An Internet entrepreneur from Steamboat Springs didn’t have the ice removed from her plane before she left on the fatal flight that killed her and her 10-year-old son, airport officials said.
Jeanette Symons, 45, a telecommunications pioneer and co-founder of Industrious Kid, which creates online products for children, was piloting her Cessna Citation jet when it crashed Friday after takeoff from Augusta State Airport in Maine.
Symons was returning to Steamboat after spending a week at a ski camp on Sugar Loaf Mountain with her son.
Symons took off during a storm that coated the ground, vehicles and trees with a granular layer of ice, said William Perry, owner of Maine Instrument Flight, which operates facilities at the airport.
“It was a spooky night; it was not easy to navigate,” he said Sunday.
With the storm looming Friday morning, Symons called the airport and asked that her plane be parked in the hangar, Perry said.
The company put the plane in the hangar but had to remove it later to shelter a regional jet owned by Colgen, the airline that serves the airport.
About 5:30 p.m., Symons drove her rental car to the plane, stowed her gear and looked over the aircraft, Perry said.

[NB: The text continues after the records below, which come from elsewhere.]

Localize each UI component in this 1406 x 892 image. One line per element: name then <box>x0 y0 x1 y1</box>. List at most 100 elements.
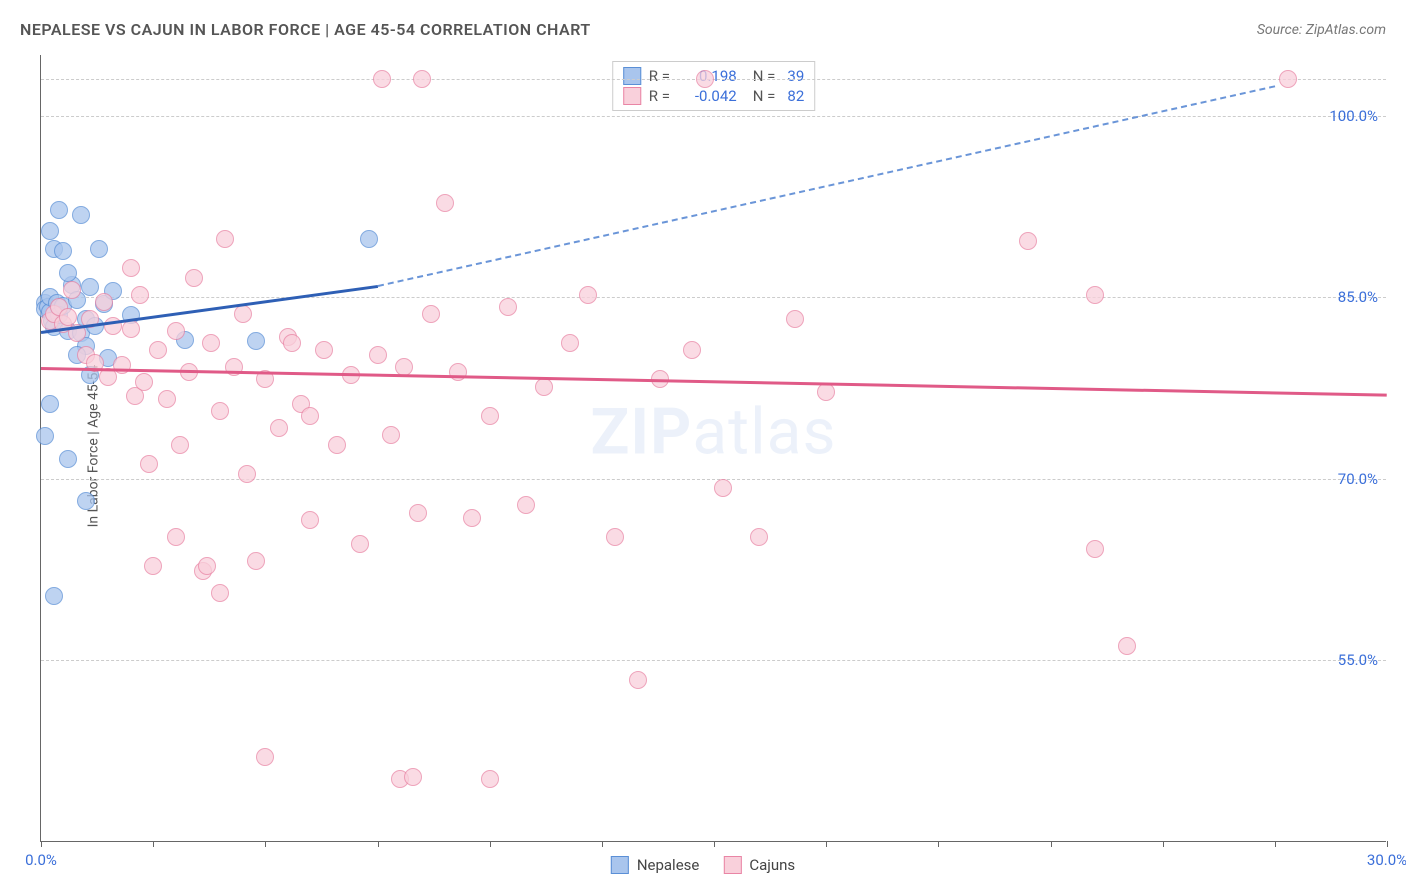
data-point <box>561 334 579 352</box>
data-point <box>158 390 176 408</box>
gridline <box>41 297 1386 298</box>
chart-container: NEPALESE VS CAJUN IN LABOR FORCE | AGE 4… <box>0 0 1406 892</box>
data-point <box>481 407 499 425</box>
data-point <box>413 70 431 88</box>
gridline <box>41 116 1386 117</box>
watermark-rest: atlas <box>692 395 836 470</box>
data-point <box>436 194 454 212</box>
data-point <box>1118 637 1136 655</box>
data-point <box>59 264 77 282</box>
data-point <box>328 436 346 454</box>
x-tick <box>41 841 42 847</box>
data-point <box>41 395 59 413</box>
legend-row-cajuns: R = -0.042 N = 82 <box>623 86 805 106</box>
data-point <box>382 426 400 444</box>
data-point <box>198 557 216 575</box>
data-point <box>714 479 732 497</box>
data-point <box>1086 540 1104 558</box>
x-tick <box>378 841 379 847</box>
legend-item-cajuns: Cajuns <box>723 856 795 874</box>
n-value-cajuns: 82 <box>787 87 804 105</box>
data-point <box>463 509 481 527</box>
data-point <box>59 308 77 326</box>
data-point <box>817 383 835 401</box>
x-tick <box>1275 841 1276 847</box>
data-point <box>517 496 535 514</box>
data-point <box>171 436 189 454</box>
data-point <box>90 240 108 258</box>
data-point <box>409 504 427 522</box>
data-point <box>422 305 440 323</box>
x-tick <box>490 841 491 847</box>
y-tick-label: 70.0% <box>1338 470 1378 488</box>
data-point <box>1086 286 1104 304</box>
data-point <box>449 363 467 381</box>
r-value-cajuns: -0.042 <box>685 87 737 105</box>
n-value-nepalese: 39 <box>787 67 804 85</box>
data-point <box>167 528 185 546</box>
data-point <box>579 286 597 304</box>
data-point <box>481 770 499 788</box>
trend-line-cajuns <box>41 367 1387 396</box>
data-point <box>81 278 99 296</box>
data-point <box>50 201 68 219</box>
watermark-bold: ZIP <box>591 395 693 470</box>
data-point <box>149 341 167 359</box>
x-tick <box>714 841 715 847</box>
data-point <box>404 768 422 786</box>
correlation-legend: R = 0.198 N = 39 R = -0.042 N = 82 <box>612 61 816 111</box>
r-label: R = <box>649 87 677 105</box>
data-point <box>41 222 59 240</box>
watermark: ZIPatlas <box>591 395 837 470</box>
data-point <box>750 528 768 546</box>
data-point <box>535 378 553 396</box>
plot-area: ZIPatlas R = 0.198 N = 39 R = -0.042 N =… <box>40 55 1386 842</box>
n-label: N = <box>753 87 776 105</box>
data-point <box>351 535 369 553</box>
data-point <box>373 70 391 88</box>
data-point <box>247 332 265 350</box>
data-point <box>36 427 54 445</box>
data-point <box>77 492 95 510</box>
data-point <box>606 528 624 546</box>
data-point <box>238 465 256 483</box>
data-point <box>144 557 162 575</box>
data-point <box>301 511 319 529</box>
data-point <box>45 587 63 605</box>
data-point <box>360 230 378 248</box>
data-point <box>211 584 229 602</box>
data-point <box>131 286 149 304</box>
swatch-blue-icon <box>611 856 629 874</box>
data-point <box>95 293 113 311</box>
data-point <box>202 334 220 352</box>
data-point <box>315 341 333 359</box>
x-tick-label: 30.0% <box>1367 851 1406 869</box>
data-point <box>167 322 185 340</box>
data-point <box>499 298 517 316</box>
x-tick <box>826 841 827 847</box>
chart-title: NEPALESE VS CAJUN IN LABOR FORCE | AGE 4… <box>20 20 591 39</box>
data-point <box>247 552 265 570</box>
data-point <box>1279 70 1297 88</box>
x-tick <box>1387 841 1388 847</box>
x-tick <box>938 841 939 847</box>
data-point <box>683 341 701 359</box>
n-label: N = <box>753 67 776 85</box>
data-point <box>113 356 131 374</box>
x-tick <box>602 841 603 847</box>
legend-label-nepalese: Nepalese <box>637 856 700 874</box>
data-point <box>185 269 203 287</box>
data-point <box>256 748 274 766</box>
series-legend: Nepalese Cajuns <box>611 856 795 874</box>
data-point <box>786 310 804 328</box>
r-label: R = <box>649 67 677 85</box>
data-point <box>63 281 81 299</box>
x-tick-label: 0.0% <box>25 851 57 869</box>
data-point <box>216 230 234 248</box>
data-point <box>72 206 90 224</box>
data-point <box>696 70 714 88</box>
data-point <box>59 450 77 468</box>
data-point <box>122 320 140 338</box>
swatch-pink-icon <box>723 856 741 874</box>
source-label: Source: ZipAtlas.com <box>1257 22 1386 38</box>
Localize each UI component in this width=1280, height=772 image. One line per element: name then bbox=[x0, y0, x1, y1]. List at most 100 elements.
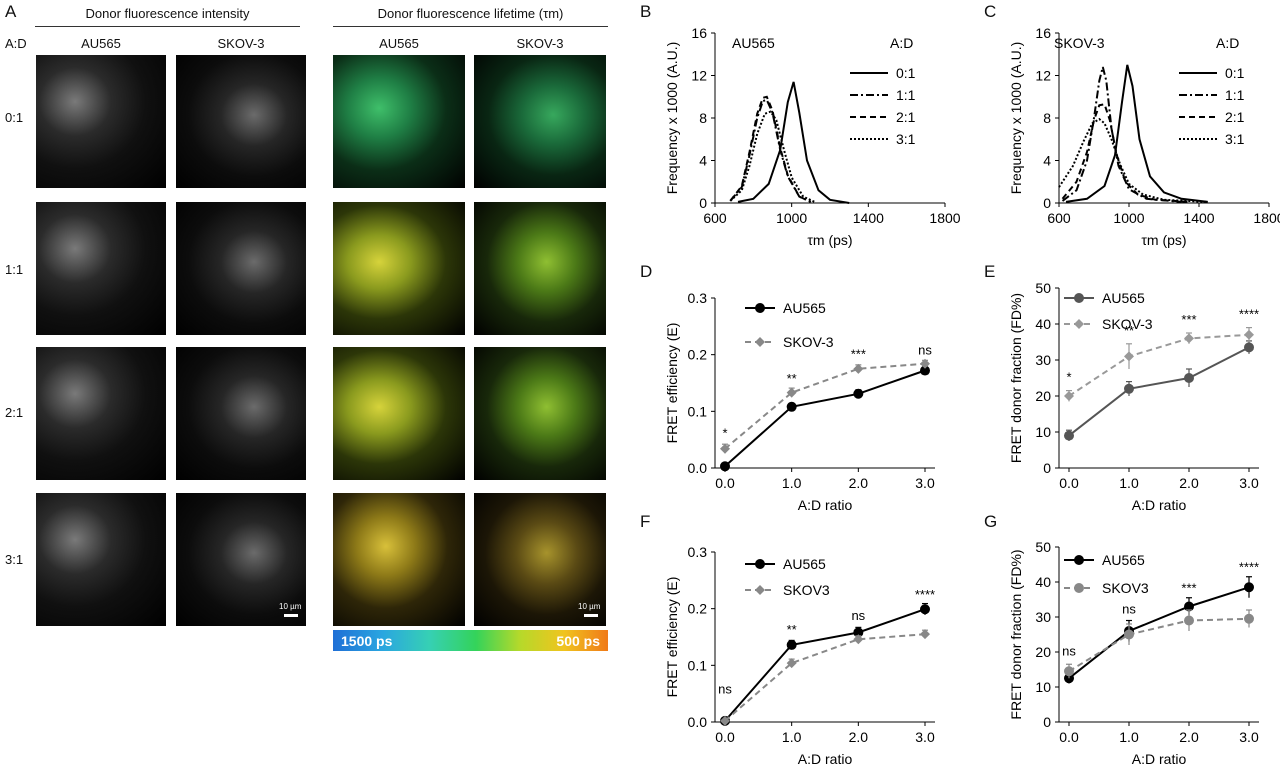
chart-b-series-3-line bbox=[729, 110, 816, 203]
chart-g-point bbox=[1184, 601, 1194, 612]
chart-f-point bbox=[786, 639, 797, 650]
chart-g-point bbox=[1244, 582, 1254, 593]
chart-b-ytick-label: 12 bbox=[691, 68, 707, 84]
panel-a-label: A bbox=[5, 2, 17, 21]
chart-g-series-0-line bbox=[1068, 586, 1250, 680]
chart-d-point bbox=[720, 443, 730, 454]
chart-f-point bbox=[720, 715, 730, 726]
chart-g-xtick-label: 3.0 bbox=[1239, 729, 1259, 745]
chart-e-xtick-label: 1.0 bbox=[1119, 475, 1139, 491]
chart-c-legend-label: 1:1 bbox=[1225, 87, 1245, 103]
lifetime-header-rule bbox=[333, 26, 608, 27]
chart-g-series-1-line bbox=[1068, 617, 1250, 673]
chart-c-xtick-label: 600 bbox=[1047, 210, 1071, 226]
chart-b-legend-label: 1:1 bbox=[896, 87, 916, 103]
col-au565-lifetime: AU565 bbox=[379, 36, 419, 51]
micrograph-au565-intensity-0-1 bbox=[36, 55, 166, 188]
chart-d-point bbox=[853, 363, 864, 374]
chart-g-legend-marker bbox=[1074, 583, 1084, 593]
colorbar-right-label: 500 ps bbox=[556, 633, 600, 649]
micrograph-skov3-lifetime-1-1 bbox=[474, 202, 606, 335]
chart-b-xtick-label: 1400 bbox=[853, 210, 884, 226]
chart-f-series-1-line bbox=[724, 633, 926, 722]
chart-f-point bbox=[786, 658, 797, 669]
chart-g-ytick-label: 10 bbox=[1035, 679, 1051, 695]
chart-g-point bbox=[1244, 613, 1254, 624]
chart-f-annotation: ns bbox=[851, 608, 865, 623]
chart-f-legend-label: SKOV3 bbox=[783, 582, 830, 598]
chart-f-ytick-label: 0.3 bbox=[688, 544, 708, 560]
chart-e-ylabel: FRET donor fraction (FD%) bbox=[1008, 293, 1024, 463]
chart-e-series-1-line bbox=[1068, 333, 1250, 397]
chart-c: 0 4 8 12 16 600 1000 1400 1800 τm (ps) Frequency x… bbox=[1008, 25, 1280, 248]
chart-d-ytick-label: 0.3 bbox=[688, 290, 708, 306]
chart-e-annotation: **** bbox=[1239, 307, 1259, 322]
chart-e-point bbox=[1184, 373, 1194, 383]
chart-b-series-0-line bbox=[737, 81, 850, 204]
micrograph-skov3-intensity-0-1 bbox=[176, 55, 306, 188]
chart-e-xlabel: A:D ratio bbox=[1132, 497, 1187, 510]
chart-c-ytick-label: 4 bbox=[1043, 153, 1051, 169]
row-label-2-1: 2:1 bbox=[5, 405, 24, 420]
chart-e-point bbox=[1244, 342, 1254, 353]
chart-g-ytick-label: 20 bbox=[1035, 644, 1051, 660]
chart-f-point bbox=[853, 634, 864, 645]
micrograph-au565-lifetime-2-1 bbox=[333, 347, 465, 480]
chart-b-xtick-label: 1800 bbox=[929, 210, 960, 226]
chart-g-annotation: **** bbox=[1239, 560, 1259, 575]
chart-g-xlabel: A:D ratio bbox=[1132, 751, 1187, 767]
chart-g-annotation: ns bbox=[1122, 602, 1136, 617]
chart-c-legend-label: 2:1 bbox=[1225, 109, 1245, 125]
chart-g-xtick-label: 1.0 bbox=[1119, 729, 1139, 745]
chart-f-ylabel: FRET efficiency (E) bbox=[664, 577, 680, 698]
chart-d-legend-marker bbox=[755, 337, 765, 347]
chart-b-xtick-label: 1000 bbox=[776, 210, 807, 226]
chart-e-point bbox=[1064, 391, 1074, 401]
micrograph-skov3-lifetime-2-1 bbox=[474, 347, 606, 480]
chart-f: 0.0 0.1 0.2 0.3 0.0 1.0 2.0 3.0 A:D ratio FRET ef… bbox=[664, 544, 935, 767]
col-skov3-intensity: SKOV-3 bbox=[217, 36, 265, 51]
chart-d: 0.0 0.1 0.2 0.3 0.0 1.0 2.0 3.0 A:D ratio FRET ef… bbox=[664, 290, 935, 510]
colorbar-left-label: 1500 ps bbox=[341, 633, 393, 649]
chart-e-point bbox=[1064, 430, 1074, 441]
chart-f-xlabel: A:D ratio bbox=[798, 751, 853, 767]
chart-g-ytick-label: 50 bbox=[1035, 539, 1051, 555]
chart-d-point bbox=[786, 387, 797, 398]
chart-b-xlabel: τm (ps) bbox=[807, 232, 852, 248]
micrograph-au565-lifetime-0-1 bbox=[333, 55, 465, 188]
chart-d-annotation: *** bbox=[851, 347, 866, 362]
chart-g-annotation: ns bbox=[1062, 644, 1076, 659]
scale-bar-text-lifetime: 10 µm bbox=[578, 602, 601, 611]
micrograph-au565-intensity-1-1 bbox=[36, 202, 166, 335]
chart-f-xtick-label: 3.0 bbox=[915, 729, 935, 745]
chart-e-xtick-label: 0.0 bbox=[1059, 475, 1079, 491]
chart-e-series-0-line bbox=[1068, 346, 1250, 437]
chart-e-ytick-label: 20 bbox=[1035, 388, 1051, 404]
chart-d-xtick-label: 2.0 bbox=[849, 475, 869, 491]
chart-f-xtick-label: 2.0 bbox=[849, 729, 869, 745]
chart-c-ytick-label: 0 bbox=[1043, 195, 1051, 211]
chart-c-series-1-line bbox=[1061, 66, 1182, 203]
chart-d-xtick-label: 0.0 bbox=[715, 475, 735, 491]
chart-f-legend-label: AU565 bbox=[783, 556, 826, 572]
chart-e-ytick-label: 0 bbox=[1043, 460, 1051, 476]
micrograph-skov3-intensity-2-1 bbox=[176, 347, 306, 480]
chart-d-annotation: ** bbox=[787, 371, 797, 386]
chart-e: 0 10 20 30 40 50 0.0 1.0 2.0 3.0 A:D ratio FRET don… bbox=[1008, 280, 1259, 510]
chart-e-xtick-label: 3.0 bbox=[1239, 475, 1259, 491]
row-label-3-1: 3:1 bbox=[5, 552, 24, 567]
chart-c-series-0-line bbox=[1065, 64, 1208, 203]
chart-b-ytick-label: 16 bbox=[691, 25, 707, 41]
chart-g-ylabel: FRET donor fraction (FD%) bbox=[1008, 549, 1024, 719]
chart-b-legend-label: 3:1 bbox=[896, 131, 916, 147]
chart-d-legend-label: AU565 bbox=[783, 300, 826, 316]
chart-g-legend-marker bbox=[1074, 555, 1084, 565]
chart-e-legend-marker bbox=[1074, 293, 1084, 303]
chart-g-xtick-label: 0.0 bbox=[1059, 729, 1079, 745]
chart-c-xtick-label: 1800 bbox=[1253, 210, 1280, 226]
chart-d-series-1-line bbox=[724, 362, 926, 450]
chart-b-legend-label: 0:1 bbox=[896, 65, 916, 81]
chart-c-ytick-label: 8 bbox=[1043, 110, 1051, 126]
panel-d-label: D bbox=[640, 262, 653, 281]
chart-c-legend-title: A:D bbox=[1216, 35, 1239, 51]
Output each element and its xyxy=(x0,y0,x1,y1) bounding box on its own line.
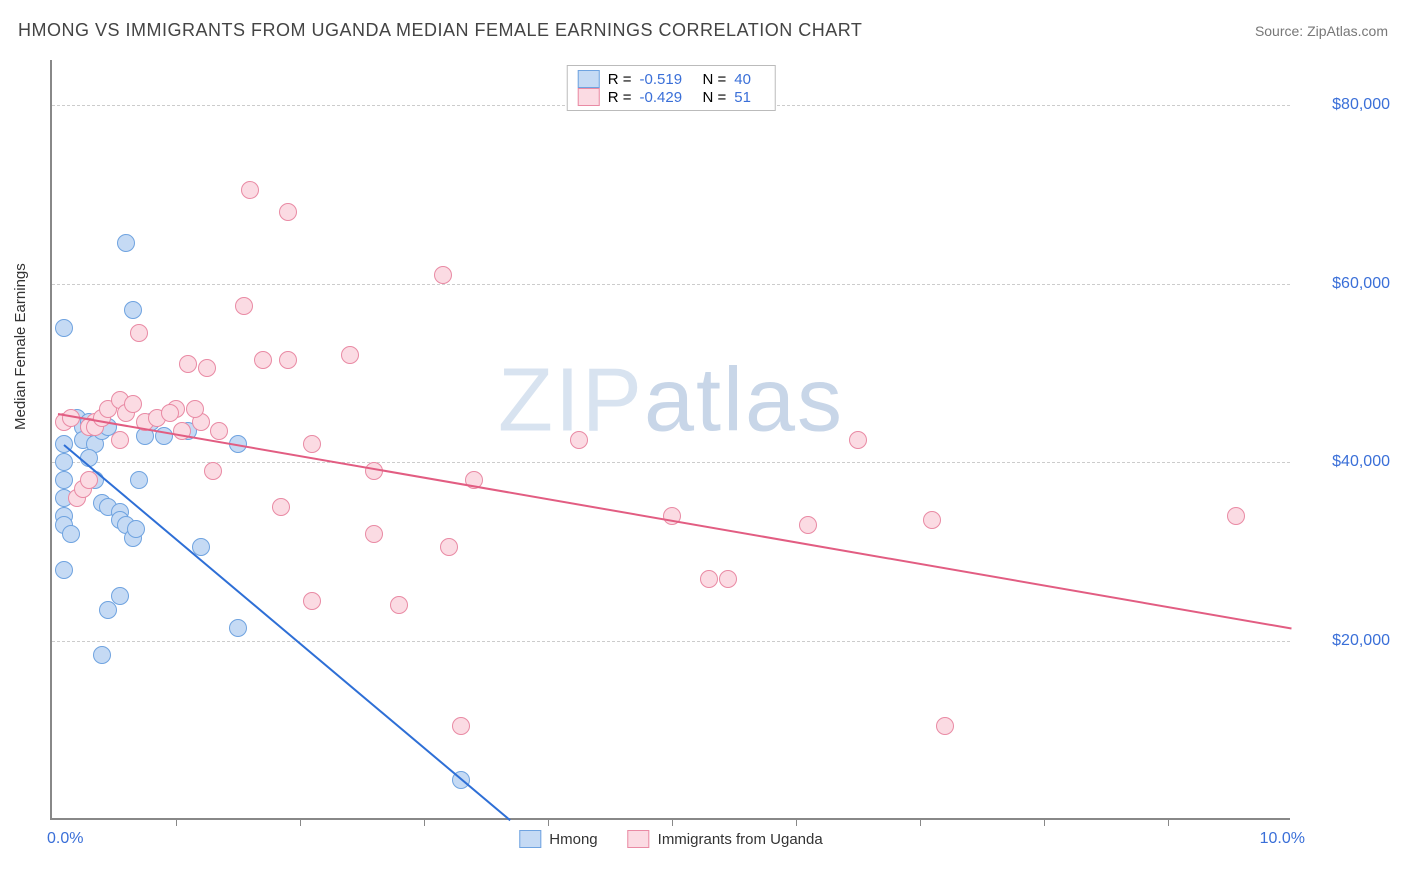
data-point-uganda xyxy=(390,596,408,614)
data-point-uganda xyxy=(923,511,941,529)
data-point-uganda xyxy=(700,570,718,588)
source-label: Source: xyxy=(1255,23,1307,39)
watermark: ZIPatlas xyxy=(498,350,844,453)
y-axis-title: Median Female Earnings xyxy=(12,263,29,430)
swatch-uganda-icon xyxy=(628,830,650,848)
data-point-uganda xyxy=(179,355,197,373)
data-point-uganda xyxy=(198,359,216,377)
data-point-uganda xyxy=(204,462,222,480)
data-point-uganda xyxy=(241,181,259,199)
data-point-uganda xyxy=(186,400,204,418)
y-tick-label: $20,000 xyxy=(1300,632,1390,650)
data-point-hmong xyxy=(55,453,73,471)
data-point-uganda xyxy=(341,346,359,364)
data-point-hmong xyxy=(130,471,148,489)
data-point-uganda xyxy=(719,570,737,588)
data-point-uganda xyxy=(570,431,588,449)
correlation-legend: R = -0.519 N = 40 R = -0.429 N = 51 xyxy=(567,65,776,111)
data-point-hmong xyxy=(55,471,73,489)
data-point-uganda xyxy=(279,351,297,369)
data-point-uganda xyxy=(272,498,290,516)
x-tick xyxy=(1168,818,1169,826)
x-tick xyxy=(176,818,177,826)
y-tick-label: $80,000 xyxy=(1300,96,1390,114)
data-point-hmong xyxy=(124,301,142,319)
series-legend: Hmong Immigrants from Uganda xyxy=(519,830,822,848)
legend-row-hmong: R = -0.519 N = 40 xyxy=(578,70,765,88)
x-axis-min-label: 0.0% xyxy=(47,830,83,848)
data-point-uganda xyxy=(303,592,321,610)
legend-item-hmong: Hmong xyxy=(519,830,597,848)
data-point-hmong xyxy=(229,619,247,637)
data-point-uganda xyxy=(452,717,470,735)
gridline xyxy=(52,641,1290,642)
data-point-uganda xyxy=(124,395,142,413)
r-value-hmong: -0.519 xyxy=(640,71,695,88)
x-tick xyxy=(796,818,797,826)
data-point-uganda xyxy=(936,717,954,735)
data-point-uganda xyxy=(1227,507,1245,525)
x-tick xyxy=(1044,818,1045,826)
gridline xyxy=(52,284,1290,285)
data-point-hmong xyxy=(111,587,129,605)
x-tick xyxy=(548,818,549,826)
data-point-uganda xyxy=(849,431,867,449)
x-axis-max-label: 10.0% xyxy=(1260,830,1305,848)
data-point-uganda xyxy=(279,203,297,221)
header: HMONG VS IMMIGRANTS FROM UGANDA MEDIAN F… xyxy=(18,20,1388,41)
x-tick xyxy=(424,818,425,826)
x-tick xyxy=(920,818,921,826)
source-value: ZipAtlas.com xyxy=(1307,23,1388,39)
y-tick-label: $40,000 xyxy=(1300,453,1390,471)
legend-label-hmong: Hmong xyxy=(549,831,597,848)
data-point-hmong xyxy=(127,520,145,538)
swatch-hmong xyxy=(578,70,600,88)
data-point-uganda xyxy=(130,324,148,342)
data-point-uganda xyxy=(254,351,272,369)
r-label: R = xyxy=(608,71,632,88)
data-point-uganda xyxy=(365,525,383,543)
data-point-hmong xyxy=(117,234,135,252)
data-point-uganda xyxy=(111,431,129,449)
n-label: N = xyxy=(703,89,727,106)
y-tick-label: $60,000 xyxy=(1300,275,1390,293)
data-point-uganda xyxy=(799,516,817,534)
data-point-hmong xyxy=(93,646,111,664)
data-point-hmong xyxy=(55,561,73,579)
n-value-hmong: 40 xyxy=(734,71,764,88)
n-label: N = xyxy=(703,71,727,88)
source-citation: Source: ZipAtlas.com xyxy=(1255,23,1388,39)
chart-title: HMONG VS IMMIGRANTS FROM UGANDA MEDIAN F… xyxy=(18,20,862,41)
swatch-uganda xyxy=(578,88,600,106)
data-point-uganda xyxy=(303,435,321,453)
r-value-uganda: -0.429 xyxy=(640,89,695,106)
data-point-uganda xyxy=(80,471,98,489)
data-point-uganda xyxy=(235,297,253,315)
legend-label-uganda: Immigrants from Uganda xyxy=(658,831,823,848)
scatter-chart: ZIPatlas R = -0.519 N = 40 R = -0.429 N … xyxy=(50,60,1290,820)
n-value-uganda: 51 xyxy=(734,89,764,106)
legend-item-uganda: Immigrants from Uganda xyxy=(628,830,823,848)
data-point-uganda xyxy=(161,404,179,422)
data-point-hmong xyxy=(55,319,73,337)
data-point-uganda xyxy=(210,422,228,440)
watermark-text-b: atlas xyxy=(644,351,844,451)
swatch-hmong-icon xyxy=(519,830,541,848)
r-label: R = xyxy=(608,89,632,106)
x-tick xyxy=(672,818,673,826)
data-point-hmong xyxy=(62,525,80,543)
data-point-uganda xyxy=(434,266,452,284)
x-tick xyxy=(300,818,301,826)
legend-row-uganda: R = -0.429 N = 51 xyxy=(578,88,765,106)
data-point-hmong xyxy=(155,427,173,445)
data-point-uganda xyxy=(440,538,458,556)
gridline xyxy=(52,462,1290,463)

“Our guys were assuming she was going to have to be de-iced. She came in and said, ‘I’m all set.’ Our guy said, ‘Are you sure?” and she said, ‘No, I’m all set,'” Perry said. “She may have looked the plane over and said there’s not much ice. All I can tell you is there was ice all over everything.”
Symons, who didn’t appear to be inebriated or otherwise incapacitated, then did something that further surprised Perry’s employees.
Instead of heading west on a taxiway to the runway, she cut across a field and drove the plane through a ditch, blasting her engines to get through the depression, said Perry, who heard the story from his workers.
She then followed a meandering route to the runway.
“She got almost to the runway, and our guys turned the field lights on. She should have done that herself at that point. I think she just got confused; it was a strange airport, and she was trying to feel her way around,” Perry said.
A layer of ice can bring an aircraft down, said Peter Knudson, a spokesman for the National Transportation Safety Board. “It reduces the lift, and it can lead to a stall.”
The NTSB is investigating the accident, but it could be a year before results are known.
Symons moved from San Francisco to Steamboat Springs about 18 months ago. The San Francisco Chronicle said the move was an effort to give her two children recreational opportunities not available in the city. She regularly commuted to the Bay Area by plane.
Symons is survived by her 7-year-old daughter, Jennie.
The Associated Press contributed to this report.